With the exception of the AWG, all other filter approaches rely on a sequential use of discrete filter elements. This places a high demand on the quality of each filter element. Furthermore, since approaches such as FBG and thin film dielectric filters are by their nature fixed filters, and not tunable, each wavelength to be filtered requires its own, uniquely manufactured filter. As used herein the term "tunable" means that the filter element can be adjusted in a manner that will enable optical signals of different wavelengths to be segregated.

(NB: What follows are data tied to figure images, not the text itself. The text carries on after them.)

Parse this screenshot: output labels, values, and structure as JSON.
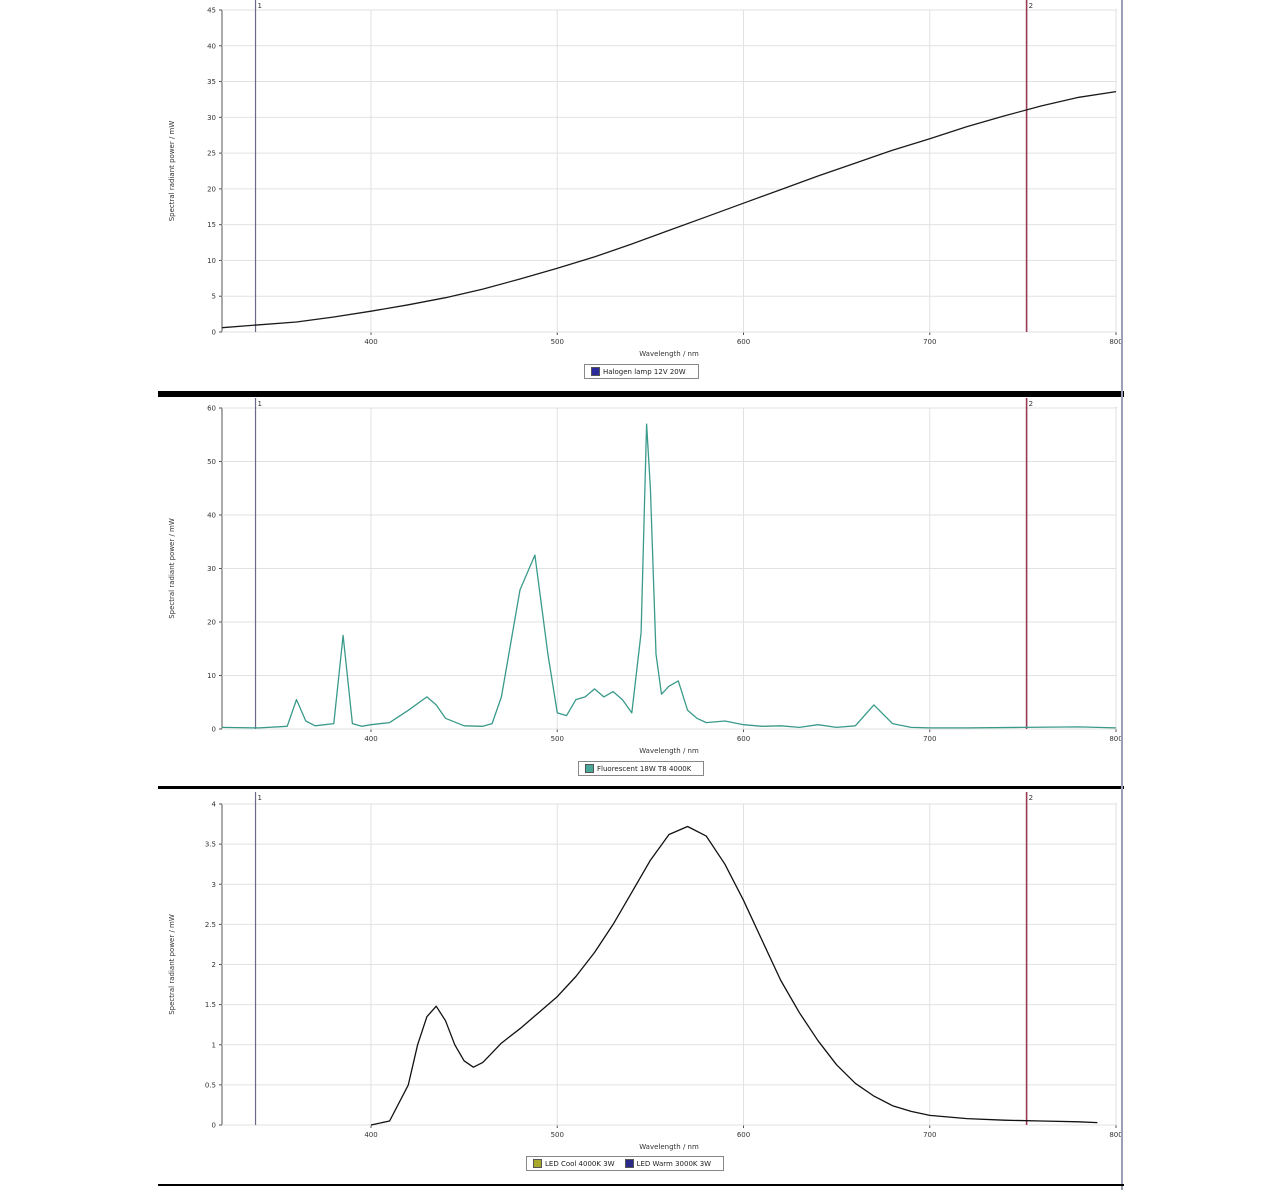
{
  "colors": {
    "marker_left": "#6a6a86",
    "marker_right": "#9a3a52",
    "grid": "#e2e2e2",
    "frame": "#555555"
  },
  "chart_data": [
    {
      "type": "line",
      "xlabel": "Wavelength / nm",
      "ylabel": "Spectral radiant power / mW",
      "xlim": [
        320,
        800
      ],
      "ylim": [
        0,
        45
      ],
      "xticks": [
        400,
        500,
        600,
        700,
        800
      ],
      "yticks": [
        0,
        5,
        10,
        15,
        20,
        25,
        30,
        35,
        40,
        45
      ],
      "markers": [
        {
          "x": 338,
          "label": "1"
        },
        {
          "x": 752,
          "label": "2"
        }
      ],
      "legend": [
        {
          "label": "Halogen lamp 12V 20W",
          "color": "#2a2a9a"
        }
      ],
      "series": [
        {
          "name": "Halogen lamp 12V 20W",
          "color": "#1a1a1a",
          "x": [
            320,
            340,
            360,
            380,
            400,
            420,
            440,
            460,
            480,
            500,
            520,
            540,
            560,
            580,
            600,
            620,
            640,
            660,
            680,
            700,
            720,
            740,
            760,
            780,
            800
          ],
          "y": [
            0.6,
            1.0,
            1.4,
            2.1,
            2.9,
            3.8,
            4.8,
            6.0,
            7.4,
            8.9,
            10.5,
            12.3,
            14.2,
            16.1,
            18.0,
            19.9,
            21.8,
            23.6,
            25.4,
            27.0,
            28.7,
            30.2,
            31.6,
            32.8,
            33.6
          ]
        }
      ]
    },
    {
      "type": "line",
      "xlabel": "Wavelength / nm",
      "ylabel": "Spectral radiant power / mW",
      "xlim": [
        320,
        800
      ],
      "ylim": [
        0,
        60
      ],
      "xticks": [
        400,
        500,
        600,
        700,
        800
      ],
      "yticks": [
        0,
        10,
        20,
        30,
        40,
        50,
        60
      ],
      "markers": [
        {
          "x": 338,
          "label": "1"
        },
        {
          "x": 752,
          "label": "2"
        }
      ],
      "legend": [
        {
          "label": "Fluorescent 18W T8 4000K",
          "color": "#4aa898"
        }
      ],
      "series": [
        {
          "name": "Fluorescent 18W T8 4000K",
          "color": "#3a9a8a",
          "x": [
            320,
            340,
            355,
            360,
            365,
            370,
            380,
            385,
            390,
            395,
            400,
            410,
            420,
            430,
            435,
            440,
            450,
            460,
            465,
            470,
            480,
            488,
            495,
            500,
            505,
            510,
            515,
            520,
            525,
            530,
            535,
            540,
            545,
            548,
            550,
            553,
            556,
            560,
            565,
            570,
            575,
            580,
            590,
            600,
            610,
            620,
            630,
            640,
            650,
            660,
            670,
            680,
            690,
            700,
            720,
            750,
            780,
            800
          ],
          "y": [
            0.3,
            0.2,
            0.5,
            5.5,
            1.5,
            0.6,
            1.0,
            17.5,
            1.0,
            0.5,
            0.8,
            1.2,
            3.5,
            6.0,
            4.5,
            2.0,
            0.6,
            0.5,
            1.0,
            6.0,
            26.0,
            32.5,
            14.0,
            3.0,
            2.5,
            5.5,
            6.0,
            7.5,
            6.0,
            7.0,
            5.5,
            3.0,
            18.0,
            57.0,
            45.0,
            14.0,
            6.5,
            8.0,
            9.0,
            3.5,
            2.0,
            1.2,
            1.5,
            0.8,
            0.5,
            0.6,
            0.3,
            0.8,
            0.3,
            0.6,
            4.5,
            1.0,
            0.3,
            0.2,
            0.2,
            0.3,
            0.4,
            0.2
          ]
        }
      ]
    },
    {
      "type": "line",
      "xlabel": "Wavelength / nm",
      "ylabel": "Spectral radiant power / mW",
      "xlim": [
        320,
        800
      ],
      "ylim": [
        0,
        4
      ],
      "xticks": [
        400,
        500,
        600,
        700,
        800
      ],
      "yticks": [
        0,
        0.5,
        1,
        1.5,
        2,
        2.5,
        3,
        3.5,
        4
      ],
      "markers": [
        {
          "x": 338,
          "label": "1"
        },
        {
          "x": 752,
          "label": "2"
        }
      ],
      "legend": [
        {
          "label": "LED Cool 4000K 3W",
          "color": "#a8a82a"
        },
        {
          "label": "LED Warm 3000K 3W",
          "color": "#2a2a8a"
        }
      ],
      "series": [
        {
          "name": "LED Warm 3000K 3W",
          "color": "#111111",
          "x": [
            400,
            410,
            420,
            425,
            430,
            435,
            440,
            445,
            450,
            455,
            460,
            465,
            470,
            480,
            490,
            500,
            510,
            520,
            530,
            540,
            550,
            560,
            570,
            580,
            590,
            600,
            610,
            620,
            630,
            640,
            650,
            660,
            670,
            680,
            690,
            700,
            720,
            740,
            760,
            780,
            790
          ],
          "y": [
            0.0,
            0.05,
            0.5,
            1.0,
            1.35,
            1.48,
            1.3,
            1.0,
            0.8,
            0.72,
            0.78,
            0.9,
            1.02,
            1.2,
            1.4,
            1.6,
            1.85,
            2.15,
            2.5,
            2.9,
            3.3,
            3.62,
            3.72,
            3.6,
            3.25,
            2.8,
            2.3,
            1.8,
            1.4,
            1.05,
            0.75,
            0.52,
            0.36,
            0.24,
            0.17,
            0.12,
            0.08,
            0.06,
            0.05,
            0.04,
            0.03
          ]
        }
      ]
    }
  ]
}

For example, a FBG suitable for the ITU wavelength 1547.72 nm will be unsuitable for the ITU wavelength 1550.92 nm, where the ITU wavelengths represent standard communications wavelengths that have been adopted by telecom system suppliers. This situation results in a considerable increase in the cost to manufacture the filters, and also increases cost of ownership because of time consuming labeling and inventorying of these devices. Thus, there is a need for a technology that provides for post manufacture adjustment of the filter wavelength, i.e. a tunable filter. By way of example, if 40 filter elements were needed, they could all be made identically and then adjusted, either at a factory or in the field, to filter the desired wavelength. This provides a greatly increased modularity to the WDM filter system, reducing cost of manufacture and ownership.
There are several tunable filter technologies that have been developed, chief among them acousto-optic tunable filter (AOTF) as disclosed in (No. 4) and Fabry-Perot tunable filter (FPTF). AOTF's, based on the acousto-optic effect present in ferroelectric materials such as lithium niobate, work by using an acoustic wave, stimulated by a radio-frequency power supply and transducer, to induce densification and rarefaction in an optical waveguide material. In practice, AOTF's usually work by changing the polarization of light that is at a wavelength that is matched to the acoustically induced grating. This light may then be separated from the other wavelength components present. AOTF's have the advantages of providing very rapid tuning (microseconds) and complete blanking of the filter (when the radio-frequency power is removed). However, it is very difficult to achieve the spectral characteristics desired for WDM by this approach, in terms of isolation between different wavelength channels, insertion loss at a given wavelength channel, and, in particular, polarization independence. FPTF's have been worked both in bulk embodiments as disclosed in (No. 5), and, more recently, via micromechanical approaches as disclosed in (No. 6). While FPTF's can achieve relatively good filter performance, they have the disadvantage of requiring a physical movement to achieve tuning, which reduces the overall reliability.
An ideal tunable filter technology would have both the solid state tuning of AOTF's coupled with the good filter performance of FPTF's.